CSIROは100年にわたりオーストラリアの発展に寄与し、変化する財政状況に適応するため、科学的問題の焦点を進化させてきた。CSIROは現在、運営コストの上昇により、財政的持続可能性の課題に直面している。発表された方針により、CSIROはオーストラリアが今後数十年にわたる課題に対処するために必要な科学の提供を可能にする。
CSIROの最高経営責任者であるダグ・ヒルトン(Doug Hilton)博士は、「CSIROの存在意義は、研究を通じて国に可能な限り大きなインパクトをもたらすことです」と述べた。CSIROは18か月にわたる包括的な研究ポートフォリオの見直しを通して、国家的課題に取り組むための技術的解決策の創出と展開に関する以下の重点分野を確認した。

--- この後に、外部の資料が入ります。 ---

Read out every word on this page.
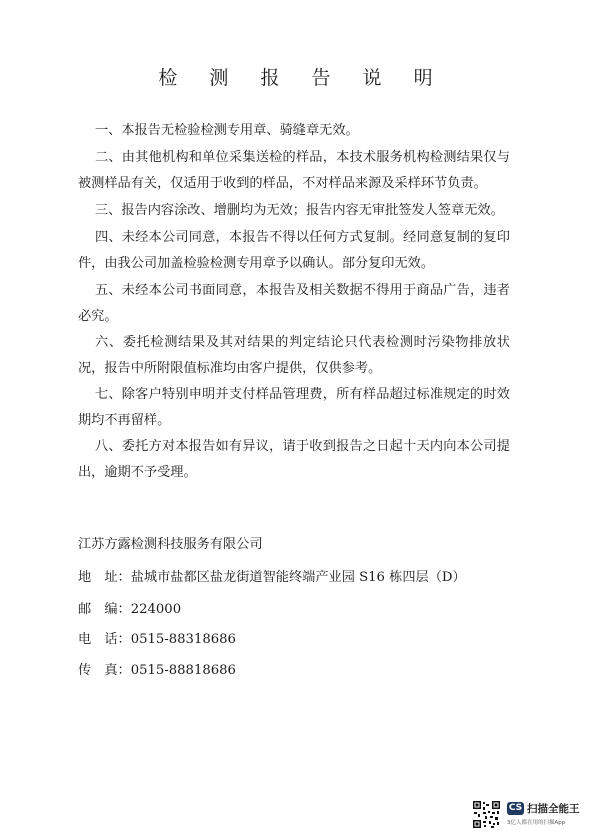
检 测 报 告 说 明

一、本报告无检验检测专用章、骑缝章无效。

二、由其他机构和单位采集送检的样品，本技术服务机构检测结果仅与被测样品有关，仅适用于收到的样品，不对样品来源及采样环节负责。

三、报告内容涂改、增删均为无效；报告内容无审批签发人签章无效。

四、未经本公司同意，本报告不得以任何方式复制。经同意复制的复印件，由我公司加盖检验检测专用章予以确认。部分复印无效。

五、未经本公司书面同意，本报告及相关数据不得用于商品广告，违者必究。

六、委托检测结果及其对结果的判定结论只代表检测时污染物排放状况，报告中所附限值标准均由客户提供，仅供参考。

七、除客户特别申明并支付样品管理费，所有样品超过标准规定的时效期均不再留样。

八、委托方对本报告如有异议，请于收到报告之日起十天内向本公司提出，逾期不予受理。

江苏方露检测科技服务有限公司
地　址：盐城市盐都区盐龙街道智能终端产业园 S16 栋四层（D）
邮　编：224000
电　话：0515-88318686
传　真：0515-88818686
CS 扫描全能王
3亿人都在用的扫描App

この重点化に伴い、CSIROが十分な規模を持たず大きな影響を与えることのできない分野や、エコシステム内の他機関がより適任である分野などその他の研究活動に関して、優先度を下げる必要がある。CSIROは研究の重点化を行うため、研究部門の役職を300~350人(フルタイム換算)規模で削減させる。
同博士は、「これは困難ではあるが、国の科学機関を守るために必要な改革です。これにより、オーストラリアとオーストラリアの国民にとって重要な課題解決を継続することができます」と強調した。